KUHP terbaru itu diserahkan ke pemerintah untuk diteken Presiden RI Joko Widodo (Jokowi) dan diberi nomor untuk masuk ke dalam lembar negara.
Paripurna untuk pengesahan KUHP terus tertunda sejak mendekati akhir masa bakti DPR periode 2014-2019 karena banyaknya gelombang aksi penolakan pasal yang dinilai publik bermasalah atau kontroversial.
Beberapa pasal kontroversial di antaranya pasal 98 yang mengatur pidana atau hukuman mati.
Dalam KUHP baru, pidana mati diancamkan secara alternatif.
Adapun bunyi Pasal 98 yaitu menjelaskan pidana mati tidak terdapat dalam stelsel pidana pokok.
Pidana mati ditentukan dalam pasal tersendiri untuk menunjukkan bahwa jenis pidana ini benar-benar bersifat khusus sebagai upaya terakhir untuk mengayomi masyarakat.
Pidana mati adalah pidana yang paling berat dan harus selalu diancamkan secara alternatif dengan pidana penjara seumur hidup atau pidana penjara paling lama 20 (dua puluh) tahun.
Pidana mati dijatuhkan dengan masa percobaan, sehingga dalam tenggang waktu masa percobaan tersebut terpidana diharapkan dapat memperbaiki diri sehingga pidana mati tidak perlu dilaksanakan, dan dapat diganti dengan pidana penjara seumur hidup.
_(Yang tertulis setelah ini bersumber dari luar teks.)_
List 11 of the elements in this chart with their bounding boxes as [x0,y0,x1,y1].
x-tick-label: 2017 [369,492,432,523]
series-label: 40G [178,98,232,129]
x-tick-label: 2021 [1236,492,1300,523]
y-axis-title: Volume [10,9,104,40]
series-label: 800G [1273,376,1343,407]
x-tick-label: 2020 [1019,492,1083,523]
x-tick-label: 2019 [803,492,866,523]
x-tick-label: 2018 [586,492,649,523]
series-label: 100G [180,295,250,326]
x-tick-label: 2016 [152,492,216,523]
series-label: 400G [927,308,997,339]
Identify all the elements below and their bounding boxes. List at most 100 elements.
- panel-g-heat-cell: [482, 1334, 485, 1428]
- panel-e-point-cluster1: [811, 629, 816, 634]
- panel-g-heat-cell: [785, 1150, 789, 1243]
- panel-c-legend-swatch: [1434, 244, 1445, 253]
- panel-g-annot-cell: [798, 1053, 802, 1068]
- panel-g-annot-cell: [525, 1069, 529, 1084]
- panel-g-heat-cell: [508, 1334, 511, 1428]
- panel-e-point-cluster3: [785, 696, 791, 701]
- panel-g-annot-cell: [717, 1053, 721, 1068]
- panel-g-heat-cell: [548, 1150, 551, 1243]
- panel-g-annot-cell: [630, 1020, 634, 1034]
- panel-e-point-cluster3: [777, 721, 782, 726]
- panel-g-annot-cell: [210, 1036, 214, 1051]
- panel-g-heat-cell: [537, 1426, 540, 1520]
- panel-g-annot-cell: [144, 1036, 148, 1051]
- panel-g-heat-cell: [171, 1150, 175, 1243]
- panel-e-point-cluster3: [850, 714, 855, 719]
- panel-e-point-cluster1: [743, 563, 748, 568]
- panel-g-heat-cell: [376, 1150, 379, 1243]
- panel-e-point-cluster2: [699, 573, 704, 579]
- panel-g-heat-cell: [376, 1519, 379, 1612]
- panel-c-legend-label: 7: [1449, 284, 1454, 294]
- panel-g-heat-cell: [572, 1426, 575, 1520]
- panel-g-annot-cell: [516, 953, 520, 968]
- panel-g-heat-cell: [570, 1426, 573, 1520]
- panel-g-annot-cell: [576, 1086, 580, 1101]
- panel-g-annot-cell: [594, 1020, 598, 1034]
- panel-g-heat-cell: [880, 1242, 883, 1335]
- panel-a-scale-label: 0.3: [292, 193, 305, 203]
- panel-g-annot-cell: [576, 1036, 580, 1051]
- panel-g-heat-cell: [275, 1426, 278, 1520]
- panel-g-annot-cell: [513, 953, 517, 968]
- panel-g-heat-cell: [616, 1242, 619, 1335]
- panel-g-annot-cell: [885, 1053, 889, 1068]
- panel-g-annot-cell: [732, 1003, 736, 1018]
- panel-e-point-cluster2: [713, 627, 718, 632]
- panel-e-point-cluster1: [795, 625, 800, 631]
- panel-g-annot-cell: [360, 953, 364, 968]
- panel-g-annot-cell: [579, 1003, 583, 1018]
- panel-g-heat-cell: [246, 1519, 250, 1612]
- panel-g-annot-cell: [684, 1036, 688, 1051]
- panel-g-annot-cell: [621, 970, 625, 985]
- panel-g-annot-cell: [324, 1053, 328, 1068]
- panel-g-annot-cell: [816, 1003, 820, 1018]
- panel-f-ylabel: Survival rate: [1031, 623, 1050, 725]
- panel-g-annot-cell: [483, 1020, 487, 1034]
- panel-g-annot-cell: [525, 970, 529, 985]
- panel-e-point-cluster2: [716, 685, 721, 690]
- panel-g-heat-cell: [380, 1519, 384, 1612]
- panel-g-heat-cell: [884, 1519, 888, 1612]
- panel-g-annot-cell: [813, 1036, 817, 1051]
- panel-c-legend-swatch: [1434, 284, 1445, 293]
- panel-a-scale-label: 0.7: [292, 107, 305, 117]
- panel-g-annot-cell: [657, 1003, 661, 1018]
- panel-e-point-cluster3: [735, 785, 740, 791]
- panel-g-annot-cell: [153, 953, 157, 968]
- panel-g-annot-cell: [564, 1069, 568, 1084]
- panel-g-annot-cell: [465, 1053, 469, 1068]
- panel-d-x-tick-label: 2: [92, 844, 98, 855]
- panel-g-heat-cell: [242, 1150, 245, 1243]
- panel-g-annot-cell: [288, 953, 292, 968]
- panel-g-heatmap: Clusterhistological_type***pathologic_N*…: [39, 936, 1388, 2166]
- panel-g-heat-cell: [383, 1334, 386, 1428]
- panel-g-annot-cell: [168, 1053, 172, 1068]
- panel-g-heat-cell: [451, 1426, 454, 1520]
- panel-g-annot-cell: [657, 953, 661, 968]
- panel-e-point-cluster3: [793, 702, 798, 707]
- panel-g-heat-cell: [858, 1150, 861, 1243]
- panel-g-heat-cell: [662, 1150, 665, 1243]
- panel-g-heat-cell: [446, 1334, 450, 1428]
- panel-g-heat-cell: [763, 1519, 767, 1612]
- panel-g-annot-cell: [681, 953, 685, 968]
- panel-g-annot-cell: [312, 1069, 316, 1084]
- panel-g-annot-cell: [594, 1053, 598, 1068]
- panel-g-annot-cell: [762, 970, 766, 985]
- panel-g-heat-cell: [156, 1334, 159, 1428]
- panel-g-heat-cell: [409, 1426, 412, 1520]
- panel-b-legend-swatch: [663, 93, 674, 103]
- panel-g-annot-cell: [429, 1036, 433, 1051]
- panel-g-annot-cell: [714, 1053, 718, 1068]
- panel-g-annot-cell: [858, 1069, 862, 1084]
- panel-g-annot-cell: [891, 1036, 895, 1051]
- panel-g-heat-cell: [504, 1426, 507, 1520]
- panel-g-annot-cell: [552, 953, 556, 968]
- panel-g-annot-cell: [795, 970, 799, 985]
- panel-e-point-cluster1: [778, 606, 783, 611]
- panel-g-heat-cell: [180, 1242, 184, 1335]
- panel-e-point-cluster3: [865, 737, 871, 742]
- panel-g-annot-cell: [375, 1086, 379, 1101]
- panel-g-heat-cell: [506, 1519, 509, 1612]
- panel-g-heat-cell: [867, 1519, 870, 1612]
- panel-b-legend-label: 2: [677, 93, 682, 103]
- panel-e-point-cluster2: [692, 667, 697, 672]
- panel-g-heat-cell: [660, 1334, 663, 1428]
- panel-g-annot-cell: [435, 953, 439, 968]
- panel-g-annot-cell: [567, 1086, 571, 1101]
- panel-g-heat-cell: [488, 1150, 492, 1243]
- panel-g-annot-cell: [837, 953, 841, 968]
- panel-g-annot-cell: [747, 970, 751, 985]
Kemudian dalam pasal 277, seseorang terancam denda maksimal Rp10 juta (kategori II) jika berjalan atau berkendara di atas tanah pembenihan.
Bunyi Pasal 277 menjelaskan larangan masuk berjalan atau berkendara bagi seseorang yang tidak memiliki hak di atas tanah oleh pemiliknya.
Dalam penjelasannya yang dimaksud dengan berkendaraan, misalnya menggunakan sepeda, sepeda motor, atau sarana angkutan lainnya.